Дьяченко Алексей Иванович : другие произведения.

Человеческая драма

Самиздат: [Регистрация] [Найти] [Рейтинги] [Обсуждения] [Новинки] [Обзоры] [Помощь|Техвопросы]
Ссылки:


 Ваша оценка:

Человеческая драма

Своего дядю я видел всего четыре раза, но каждая встреча была в своём роде замечательна, и в памяти оставила неизгладимый след. До того, как увидеть, я много слышал о нём от матушки. Так много, что в глубине детской души совсем уже было решил, что если дядя и не тот, что создал небо и землю, то, по меньшей мере, кто-то из его окружения.

Надо заметить, что моя матушка, находясь далеко не в детском возрасте, относилась к единоутробному братцу своему примерно так же.
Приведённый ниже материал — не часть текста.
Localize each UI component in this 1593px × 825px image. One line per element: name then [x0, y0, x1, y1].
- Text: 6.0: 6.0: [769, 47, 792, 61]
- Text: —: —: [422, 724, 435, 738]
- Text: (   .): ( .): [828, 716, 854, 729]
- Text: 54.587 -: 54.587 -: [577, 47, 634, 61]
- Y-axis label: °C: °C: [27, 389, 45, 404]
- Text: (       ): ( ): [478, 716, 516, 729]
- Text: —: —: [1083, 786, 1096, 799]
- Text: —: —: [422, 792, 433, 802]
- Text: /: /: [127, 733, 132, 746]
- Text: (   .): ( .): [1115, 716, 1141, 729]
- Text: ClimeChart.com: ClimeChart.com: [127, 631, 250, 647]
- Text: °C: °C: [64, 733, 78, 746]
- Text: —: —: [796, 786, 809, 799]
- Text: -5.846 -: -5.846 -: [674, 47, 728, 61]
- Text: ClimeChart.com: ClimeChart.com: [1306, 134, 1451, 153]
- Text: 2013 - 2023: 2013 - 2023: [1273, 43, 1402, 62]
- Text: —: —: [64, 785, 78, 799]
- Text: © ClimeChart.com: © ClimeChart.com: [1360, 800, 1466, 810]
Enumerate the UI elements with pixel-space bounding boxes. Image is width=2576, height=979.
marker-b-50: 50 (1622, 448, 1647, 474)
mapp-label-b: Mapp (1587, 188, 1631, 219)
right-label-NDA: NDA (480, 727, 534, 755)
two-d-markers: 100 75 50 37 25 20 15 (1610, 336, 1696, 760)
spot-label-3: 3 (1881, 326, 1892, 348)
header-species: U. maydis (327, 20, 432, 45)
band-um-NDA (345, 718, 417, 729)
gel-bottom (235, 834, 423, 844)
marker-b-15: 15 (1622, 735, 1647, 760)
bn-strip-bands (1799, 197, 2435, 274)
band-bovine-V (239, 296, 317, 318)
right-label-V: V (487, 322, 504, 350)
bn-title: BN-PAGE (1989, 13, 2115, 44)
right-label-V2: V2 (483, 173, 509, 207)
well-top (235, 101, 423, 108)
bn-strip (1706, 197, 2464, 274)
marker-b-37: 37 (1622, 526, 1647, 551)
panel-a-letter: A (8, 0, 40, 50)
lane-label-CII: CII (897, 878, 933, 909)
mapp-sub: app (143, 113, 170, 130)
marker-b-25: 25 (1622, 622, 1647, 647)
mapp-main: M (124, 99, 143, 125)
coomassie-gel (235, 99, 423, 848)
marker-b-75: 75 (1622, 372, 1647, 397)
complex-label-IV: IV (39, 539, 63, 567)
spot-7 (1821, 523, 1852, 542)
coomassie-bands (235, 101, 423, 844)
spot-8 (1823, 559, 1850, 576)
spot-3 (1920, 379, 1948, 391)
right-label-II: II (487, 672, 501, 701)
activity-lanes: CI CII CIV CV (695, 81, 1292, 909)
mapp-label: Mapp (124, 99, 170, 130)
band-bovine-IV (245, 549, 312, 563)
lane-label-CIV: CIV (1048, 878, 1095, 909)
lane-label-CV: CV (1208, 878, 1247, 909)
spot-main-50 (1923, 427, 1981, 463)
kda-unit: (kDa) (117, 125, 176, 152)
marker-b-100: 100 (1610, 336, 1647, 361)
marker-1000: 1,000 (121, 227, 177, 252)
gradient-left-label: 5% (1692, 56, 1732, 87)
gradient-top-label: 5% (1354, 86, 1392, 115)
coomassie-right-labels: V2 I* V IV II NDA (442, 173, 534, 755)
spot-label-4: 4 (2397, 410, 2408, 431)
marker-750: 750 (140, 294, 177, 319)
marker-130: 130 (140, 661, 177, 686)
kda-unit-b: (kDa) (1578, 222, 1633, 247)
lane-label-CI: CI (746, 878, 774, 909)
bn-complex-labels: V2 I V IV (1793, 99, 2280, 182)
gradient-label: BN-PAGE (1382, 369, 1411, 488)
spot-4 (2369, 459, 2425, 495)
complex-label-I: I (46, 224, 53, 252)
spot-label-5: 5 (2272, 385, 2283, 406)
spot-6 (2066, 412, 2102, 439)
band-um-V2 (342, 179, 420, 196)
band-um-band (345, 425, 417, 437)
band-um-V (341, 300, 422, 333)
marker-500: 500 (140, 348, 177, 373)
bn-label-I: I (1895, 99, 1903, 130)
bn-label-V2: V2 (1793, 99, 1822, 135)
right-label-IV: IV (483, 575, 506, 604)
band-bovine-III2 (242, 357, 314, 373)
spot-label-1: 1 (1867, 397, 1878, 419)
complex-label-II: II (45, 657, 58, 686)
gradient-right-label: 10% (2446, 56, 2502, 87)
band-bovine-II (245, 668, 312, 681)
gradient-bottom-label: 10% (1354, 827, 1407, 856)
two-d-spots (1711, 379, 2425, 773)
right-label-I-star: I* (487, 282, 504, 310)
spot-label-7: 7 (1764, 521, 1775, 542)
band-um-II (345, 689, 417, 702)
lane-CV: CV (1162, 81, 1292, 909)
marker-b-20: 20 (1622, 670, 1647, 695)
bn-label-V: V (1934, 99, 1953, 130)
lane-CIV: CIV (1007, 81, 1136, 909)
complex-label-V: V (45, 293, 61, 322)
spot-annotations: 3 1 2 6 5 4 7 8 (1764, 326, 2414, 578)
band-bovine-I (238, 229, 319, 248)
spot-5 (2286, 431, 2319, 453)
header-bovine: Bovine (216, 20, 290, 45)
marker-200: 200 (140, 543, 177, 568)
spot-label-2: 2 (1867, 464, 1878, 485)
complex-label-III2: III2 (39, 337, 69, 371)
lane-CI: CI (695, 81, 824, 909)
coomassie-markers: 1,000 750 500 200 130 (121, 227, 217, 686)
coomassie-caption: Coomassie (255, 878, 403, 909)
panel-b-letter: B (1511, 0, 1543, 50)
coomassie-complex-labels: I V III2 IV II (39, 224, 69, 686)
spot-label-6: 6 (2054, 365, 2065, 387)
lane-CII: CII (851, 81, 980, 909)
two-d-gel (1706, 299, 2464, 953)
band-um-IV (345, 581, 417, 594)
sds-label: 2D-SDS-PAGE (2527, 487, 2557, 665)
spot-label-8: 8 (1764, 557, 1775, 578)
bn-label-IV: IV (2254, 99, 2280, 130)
Попробую объяснить почему. Жила она в коммунальной квартире, одна воспитывала сына и дочь, работала на фабрике в вечернюю смену. Возвращаясь с работы в час ночи знала, что сын не спит, ждёт.. Нет. Не её, а коржик с маком, который она для него покупала на работе. Дочь спала, ей коржика не полагалось.

Как же в это время жил её брат? Он, нужды ни в чём не знал. Занимая высокий пост, заседая в Верховном Совете Российской Федерации, за счёт государства летал на самолётах, плавал на пароходах, ездил на поездах. По городу катался в служебном автомобиле, имел персонального шофёра, в квартире прислугу, на даче садовника.

О посещении его квартиры матушка рассказывала так, как будто побывала в царствии небесном: "Кругом свет, красота и улыбки". Ну, и как же при такой разнице жизненных условий она могла не восхищаться?

Дядя, вдвоём с женой, жил в огромной трёхкомнатной квартире, где потолки четыре сорок, да с лепниной, да с хрустальными люстрами, да паркет покрытый лаком так, что как в зеркало можно смотреться. Мебель, как во дворцах, на стенах картины, как в Третьяковской галерее. А в её четырнадцатиметровой комнатёнке обои от стен отстают, руки не доходят подклеить, пол из крашенных досок, обшарпанный, потолок высотой два пятнадцать с осыпавшейся штукатуркой, с подтёками. И все прелести коммунального общежития.

Жил дядя хорошо, летал высоко, нас, ходивших по бренной земле, не замечал. Всё же мы были ему не чужие: родная сестра, племянница, племянник. Матушка на брата за невнимание не обижалась. Она, трепетала перед его величием, гордилась им.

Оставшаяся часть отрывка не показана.